The next two weekends were devoted to permanent installation of the photovoltaics and wiring them in place.

The first step as to dig a hole 30" in diameter, 36" deep to plant the pole into. The pole is 6" schedule 40 steel pipe, 10' long. This is close to 200 pounds of steel.

Once staked into place, a mix of soil cement fills the hole. Elaine got a cement mixer for her birthday last year (honest!) which came in very handy. It took quite a few loads, but it beats mixing by hand.

I did the first pole, Ken Bergeron mixed all the concrete for the second.

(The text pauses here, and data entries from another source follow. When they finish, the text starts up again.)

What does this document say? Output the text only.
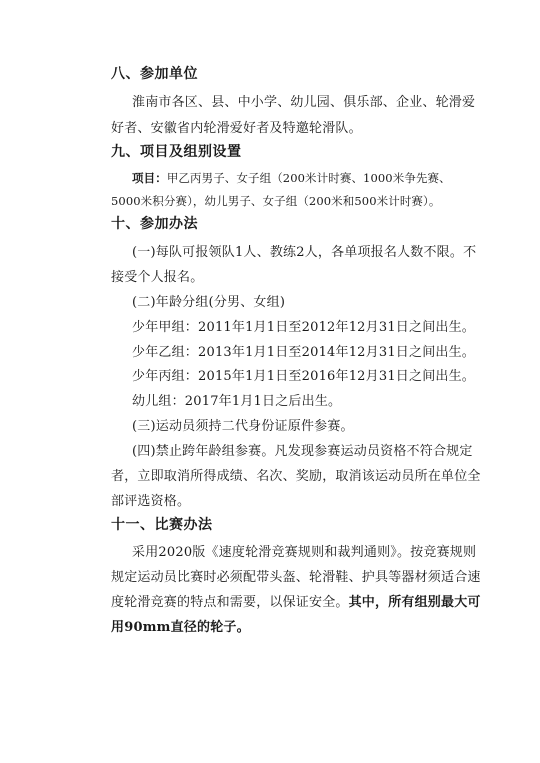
八、参加单位
淮南市各区、县、中小学、幼儿园、俱乐部、企业、轮滑爱
好者、安徽省内轮滑爱好者及特邀轮滑队。
九、项目及组别设置
项目：甲乙丙男子、女子组（200米计时赛、1000米争先赛、
5000米积分赛），幼儿男子、女子组（200米和500米计时赛）。
十、参加办法
(一)每队可报领队1人、教练2人，各单项报名人数不限。不
接受个人报名。
(二)年龄分组(分男、女组)
少年甲组：2011年1月1日至2012年12月31日之间出生。
少年乙组：2013年1月1日至2014年12月31日之间出生。
少年丙组：2015年1月1日至2016年12月31日之间出生。
幼儿组：2017年1月1日之后出生。
(三)运动员须持二代身份证原件参赛。
(四)禁止跨年龄组参赛。凡发现参赛运动员资格不符合规定
者，立即取消所得成绩、名次、奖励，取消该运动员所在单位全
部评选资格。
十一、比赛办法
采用2020版《速度轮滑竞赛规则和裁判通则》。按竞赛规则
规定运动员比赛时必须配带头盔、轮滑鞋、护具等器材须适合速
度轮滑竞赛的特点和需要，以保证安全。其中，所有组别最大可
用90mm直径的轮子。
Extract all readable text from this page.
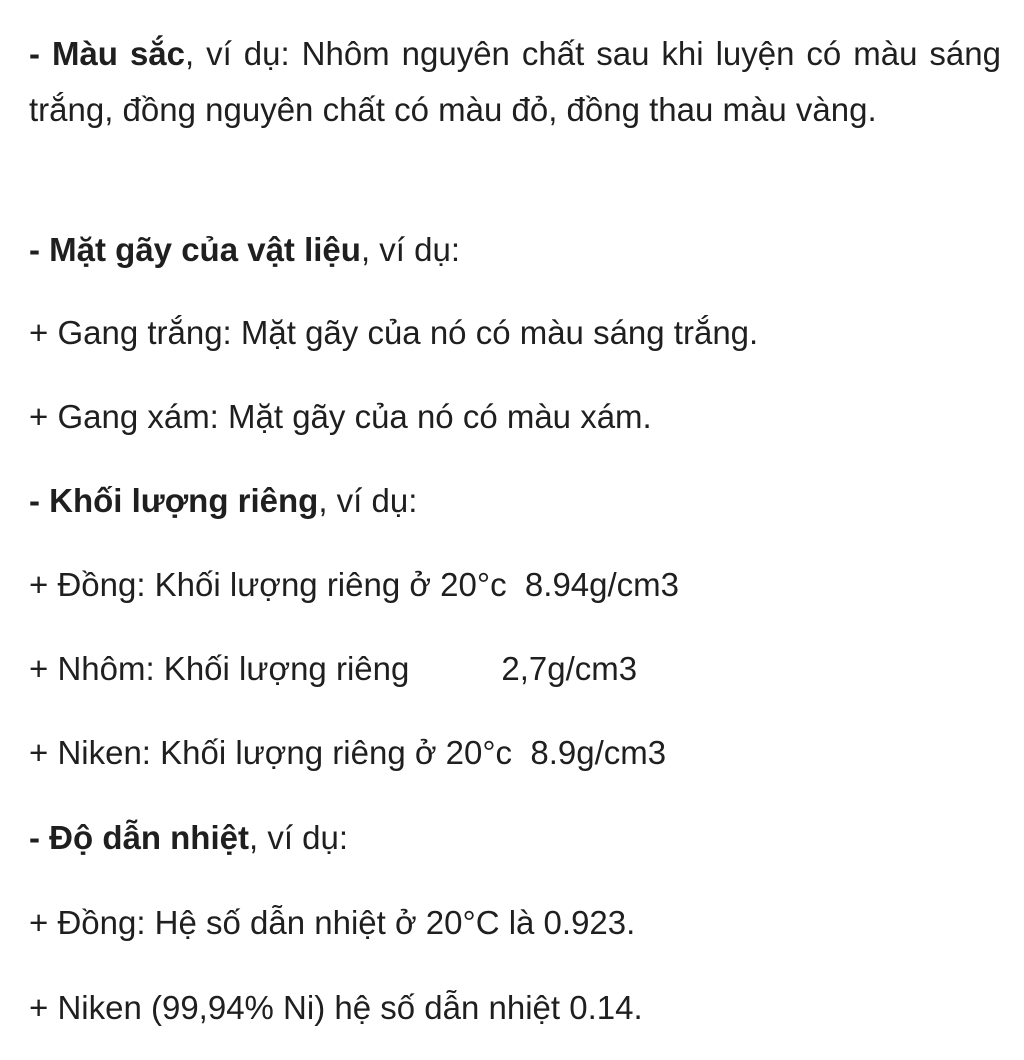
- Màu sắc, ví dụ: Nhôm nguyên chất sau khi luyện có màu sáng trắng, đồng nguyên chất có màu đỏ, đồng thau màu vàng.
- Mặt gãy của vật liệu, ví dụ:
+ Gang trắng: Mặt gãy của nó có màu sáng trắng.
+ Gang xám: Mặt gãy của nó có màu xám.
- Khối lượng riêng, ví dụ:
+ Đồng: Khối lượng riêng ở 20°c  8.94g/cm3
+ Nhôm: Khối lượng riêng	2,7g/cm3
+ Niken: Khối lượng riêng ở 20°c  8.9g/cm3
- Độ dẫn nhiệt, ví dụ:
+ Đồng: Hệ số dẫn nhiệt ở 20°C là 0.923.
+ Niken (99,94% Ni) hệ số dẫn nhiệt 0.14.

I assembled the pole mount frame on the ground, then lifted the whole thing in place with the Gehl. Each panel was then lifted into place and bolted.
On the second unit I got cocky and bolted the panels in place on the ground and lifted the complete assembly in place, with Elaine, Ken, and Teresa manning ropes to guide the assembly. We succeeded with no injuries or damage, but not without a certain level of "excitement' along the way. We still have to move the third panel from it's temporary location to the permanently fixed third pole and will have to decide if we can stand a similar level of excitement.


The unit closest to the house has the combiner panel which contains circuit breakers to protect the wiring to the house. A 1" conduit carries 2 complete circuits to the house, while 3/4" conduits branch out to the other poles.

During this period the plumber, electrician, and mechanical (heating) came and completed the "top-out" phase. All the wiring and plumbing inside the framing has been completed and the framing has been inspected (and passed).

The last weekend in July featured a forest fire in Corral Canyon, which is one canyon over from us (we're in Caņada Ojitos). During the day Friday we watched the tanker planes pass overhead, then saw them on their return to the north, presumably to El Vado reservoir where they filled up. Early Saturday morning we ran into a fire crew while we were driving to the ridgeline. They described the fire as a "sleeper', presumably triggered by a lightning strike 5 or 6 days earlier. The fire was contained in a 5 acre zone and the fire crews were mopping up. As we drove home later that day, we got to see the helicopter filling it's bucket and flying back to the fire line. The bucket carries about 100 gallons of water and the round trip from fill-up to fire line, and back to fill again took about 2 minutes.